In my classes when the issue of gay rights was discussed, heterosexual students would often say things like: I certainly do not recall ever choosing to be heterosexual. I never thought to myself, I believe I will be attracted to members of the opposite sex. No heterosexual ever said, I remember the time and place when I chose my sexual orientation. For heterosexuals, it is a discovery, not a choice, a realization, not a decision. Surely, the same is true for gays and lesbians.
The moral heart of the matter, then, is putting oneself in the place of the other. Sexuality is a fundamental dimension of who we are. What would it be like to have the essence of one’s sexuality described as immoral? What would it be like to try to live one’s life without sexual intimacy as those who oppose gay rights argue that gays should do?
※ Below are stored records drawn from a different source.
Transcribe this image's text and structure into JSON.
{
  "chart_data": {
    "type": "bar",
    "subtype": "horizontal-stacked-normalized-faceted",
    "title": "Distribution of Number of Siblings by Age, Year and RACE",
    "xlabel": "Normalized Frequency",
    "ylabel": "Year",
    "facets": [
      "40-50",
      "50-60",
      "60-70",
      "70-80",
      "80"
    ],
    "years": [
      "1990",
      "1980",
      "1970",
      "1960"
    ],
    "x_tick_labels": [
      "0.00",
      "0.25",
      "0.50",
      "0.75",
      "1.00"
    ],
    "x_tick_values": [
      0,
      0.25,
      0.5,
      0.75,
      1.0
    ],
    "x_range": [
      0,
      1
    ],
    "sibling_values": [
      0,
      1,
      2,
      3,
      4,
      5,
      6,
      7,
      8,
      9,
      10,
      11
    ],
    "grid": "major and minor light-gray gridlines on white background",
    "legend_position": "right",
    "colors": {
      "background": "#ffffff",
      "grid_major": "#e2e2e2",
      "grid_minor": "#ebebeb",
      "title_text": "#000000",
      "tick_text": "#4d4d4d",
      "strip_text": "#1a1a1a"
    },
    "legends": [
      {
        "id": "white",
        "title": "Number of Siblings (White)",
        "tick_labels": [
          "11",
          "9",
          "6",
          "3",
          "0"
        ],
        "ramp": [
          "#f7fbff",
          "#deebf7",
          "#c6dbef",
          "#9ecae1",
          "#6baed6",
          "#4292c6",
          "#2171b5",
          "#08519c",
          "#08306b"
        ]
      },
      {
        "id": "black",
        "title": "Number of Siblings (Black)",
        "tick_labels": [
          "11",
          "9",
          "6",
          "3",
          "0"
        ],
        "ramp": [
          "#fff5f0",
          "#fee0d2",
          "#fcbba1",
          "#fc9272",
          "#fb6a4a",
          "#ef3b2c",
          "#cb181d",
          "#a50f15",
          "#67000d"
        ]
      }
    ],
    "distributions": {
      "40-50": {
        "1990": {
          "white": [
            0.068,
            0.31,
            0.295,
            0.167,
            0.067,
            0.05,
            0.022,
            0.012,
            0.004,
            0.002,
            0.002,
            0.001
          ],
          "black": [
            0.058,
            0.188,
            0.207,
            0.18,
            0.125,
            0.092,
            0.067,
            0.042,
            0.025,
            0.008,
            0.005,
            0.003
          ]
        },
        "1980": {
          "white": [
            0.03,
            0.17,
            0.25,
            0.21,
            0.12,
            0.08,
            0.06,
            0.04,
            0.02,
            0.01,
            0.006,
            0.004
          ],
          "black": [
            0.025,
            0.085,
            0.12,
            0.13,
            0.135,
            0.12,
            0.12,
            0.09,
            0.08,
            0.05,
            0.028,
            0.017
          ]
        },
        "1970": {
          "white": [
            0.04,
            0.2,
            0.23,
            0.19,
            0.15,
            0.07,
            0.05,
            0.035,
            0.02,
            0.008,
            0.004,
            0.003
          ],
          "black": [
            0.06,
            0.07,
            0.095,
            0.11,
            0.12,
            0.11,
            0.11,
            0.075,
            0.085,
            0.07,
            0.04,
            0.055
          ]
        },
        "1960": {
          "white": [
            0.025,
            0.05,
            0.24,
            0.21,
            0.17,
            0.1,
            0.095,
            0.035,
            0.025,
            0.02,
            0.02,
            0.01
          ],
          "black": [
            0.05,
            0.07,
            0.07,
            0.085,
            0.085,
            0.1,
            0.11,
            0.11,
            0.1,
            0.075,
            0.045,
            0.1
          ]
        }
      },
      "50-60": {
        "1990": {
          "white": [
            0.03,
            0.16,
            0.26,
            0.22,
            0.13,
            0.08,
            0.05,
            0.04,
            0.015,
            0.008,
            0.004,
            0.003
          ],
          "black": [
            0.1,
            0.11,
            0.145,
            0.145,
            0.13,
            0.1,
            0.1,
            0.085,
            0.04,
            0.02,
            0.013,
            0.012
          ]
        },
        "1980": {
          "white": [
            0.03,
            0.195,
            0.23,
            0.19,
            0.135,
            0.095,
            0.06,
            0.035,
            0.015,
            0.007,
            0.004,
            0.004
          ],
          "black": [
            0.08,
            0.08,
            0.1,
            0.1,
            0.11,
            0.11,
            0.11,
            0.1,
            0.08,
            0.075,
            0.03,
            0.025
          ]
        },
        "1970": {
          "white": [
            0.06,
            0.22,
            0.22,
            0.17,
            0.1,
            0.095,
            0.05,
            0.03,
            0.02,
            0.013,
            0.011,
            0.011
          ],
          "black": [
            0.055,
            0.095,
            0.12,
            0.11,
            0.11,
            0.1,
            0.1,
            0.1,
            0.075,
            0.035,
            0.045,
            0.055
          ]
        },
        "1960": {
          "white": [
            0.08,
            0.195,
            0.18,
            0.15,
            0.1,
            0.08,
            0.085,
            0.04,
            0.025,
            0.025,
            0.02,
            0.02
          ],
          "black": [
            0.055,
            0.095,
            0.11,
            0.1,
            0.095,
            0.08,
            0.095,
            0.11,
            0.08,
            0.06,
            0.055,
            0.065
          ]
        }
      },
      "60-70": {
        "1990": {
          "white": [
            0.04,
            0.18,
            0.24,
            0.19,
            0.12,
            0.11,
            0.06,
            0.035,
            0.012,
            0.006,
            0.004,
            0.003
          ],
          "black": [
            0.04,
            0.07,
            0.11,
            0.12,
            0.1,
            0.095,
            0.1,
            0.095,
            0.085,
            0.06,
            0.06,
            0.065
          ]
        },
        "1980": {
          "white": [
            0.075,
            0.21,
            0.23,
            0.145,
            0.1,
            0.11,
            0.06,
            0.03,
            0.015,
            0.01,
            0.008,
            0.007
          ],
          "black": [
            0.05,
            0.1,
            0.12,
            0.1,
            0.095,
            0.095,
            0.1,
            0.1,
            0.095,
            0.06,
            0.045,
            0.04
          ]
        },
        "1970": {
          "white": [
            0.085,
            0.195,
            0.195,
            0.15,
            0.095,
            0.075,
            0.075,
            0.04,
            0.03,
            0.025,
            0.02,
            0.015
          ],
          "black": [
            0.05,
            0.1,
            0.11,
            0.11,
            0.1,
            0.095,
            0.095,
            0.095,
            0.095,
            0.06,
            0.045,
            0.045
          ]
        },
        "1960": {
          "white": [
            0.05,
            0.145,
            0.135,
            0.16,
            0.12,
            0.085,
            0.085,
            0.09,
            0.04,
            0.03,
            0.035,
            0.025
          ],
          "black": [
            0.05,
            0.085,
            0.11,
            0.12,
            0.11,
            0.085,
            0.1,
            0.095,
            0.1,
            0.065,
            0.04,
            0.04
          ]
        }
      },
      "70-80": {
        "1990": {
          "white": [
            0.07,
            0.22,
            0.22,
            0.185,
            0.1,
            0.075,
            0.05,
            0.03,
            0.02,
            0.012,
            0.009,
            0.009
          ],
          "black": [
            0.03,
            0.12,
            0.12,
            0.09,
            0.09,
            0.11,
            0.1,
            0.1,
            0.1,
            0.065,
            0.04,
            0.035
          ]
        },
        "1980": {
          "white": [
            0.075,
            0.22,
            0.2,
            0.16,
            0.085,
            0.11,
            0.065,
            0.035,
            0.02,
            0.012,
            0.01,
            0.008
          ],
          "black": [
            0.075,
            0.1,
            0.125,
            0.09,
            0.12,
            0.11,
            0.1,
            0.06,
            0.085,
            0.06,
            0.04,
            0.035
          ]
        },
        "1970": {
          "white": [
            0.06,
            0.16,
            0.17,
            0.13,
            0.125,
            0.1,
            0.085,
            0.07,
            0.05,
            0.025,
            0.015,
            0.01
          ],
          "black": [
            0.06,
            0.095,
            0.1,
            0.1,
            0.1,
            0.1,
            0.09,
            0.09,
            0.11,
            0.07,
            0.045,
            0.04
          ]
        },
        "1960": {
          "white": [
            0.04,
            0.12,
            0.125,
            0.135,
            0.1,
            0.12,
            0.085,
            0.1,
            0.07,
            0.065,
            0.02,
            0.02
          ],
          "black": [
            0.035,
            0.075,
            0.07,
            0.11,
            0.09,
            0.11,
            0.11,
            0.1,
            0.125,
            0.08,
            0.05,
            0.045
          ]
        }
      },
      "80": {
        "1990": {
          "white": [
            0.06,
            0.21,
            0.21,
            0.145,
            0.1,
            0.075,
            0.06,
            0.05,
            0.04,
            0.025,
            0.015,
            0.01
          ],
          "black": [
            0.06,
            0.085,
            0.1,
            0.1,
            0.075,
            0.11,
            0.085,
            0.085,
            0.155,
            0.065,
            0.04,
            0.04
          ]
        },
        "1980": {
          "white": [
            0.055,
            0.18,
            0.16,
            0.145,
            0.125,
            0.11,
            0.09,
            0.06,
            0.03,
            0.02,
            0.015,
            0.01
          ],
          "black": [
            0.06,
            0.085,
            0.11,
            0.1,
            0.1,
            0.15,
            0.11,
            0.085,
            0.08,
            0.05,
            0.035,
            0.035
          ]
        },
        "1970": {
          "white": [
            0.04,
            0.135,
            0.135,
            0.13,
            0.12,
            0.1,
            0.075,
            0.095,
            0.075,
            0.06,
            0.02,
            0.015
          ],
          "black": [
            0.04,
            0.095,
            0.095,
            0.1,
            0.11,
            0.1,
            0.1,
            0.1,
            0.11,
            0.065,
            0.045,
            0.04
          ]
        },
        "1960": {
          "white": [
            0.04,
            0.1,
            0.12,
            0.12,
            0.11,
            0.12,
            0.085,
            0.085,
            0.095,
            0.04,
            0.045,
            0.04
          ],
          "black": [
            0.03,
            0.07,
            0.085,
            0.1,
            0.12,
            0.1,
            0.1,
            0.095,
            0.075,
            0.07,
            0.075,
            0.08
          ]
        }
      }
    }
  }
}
Time and again, I recall American historian Doris Kearns Goodwin’s book “Team of Rivals” describing Abraham Lincoln as “possessing extraordinary empathy, the gift . . . of putting himself in the place of another, to experience what they were feeling, to understand their motives and desires.” This capacity to feel with the other is the foundation of movements for justice throughout time and place. It should empower concern for justice for gays and lesbians.
Eventually, the arc of justice will land at Baylor with regard to this matter. The LGBTQ community will be recognized and valued. Would that it came sooner rather than later, just as we now look back and wish Baylor had pursued racial justice sooner than it did.
The Baptist minister, Mississippi author and civil rights leader Will Campbell, in a presentation at Baylor years ago, said there would come a time when we Baptists would apologize for how we treated homosexuals as we now apologize for how we once treated blacks. Surely this is so.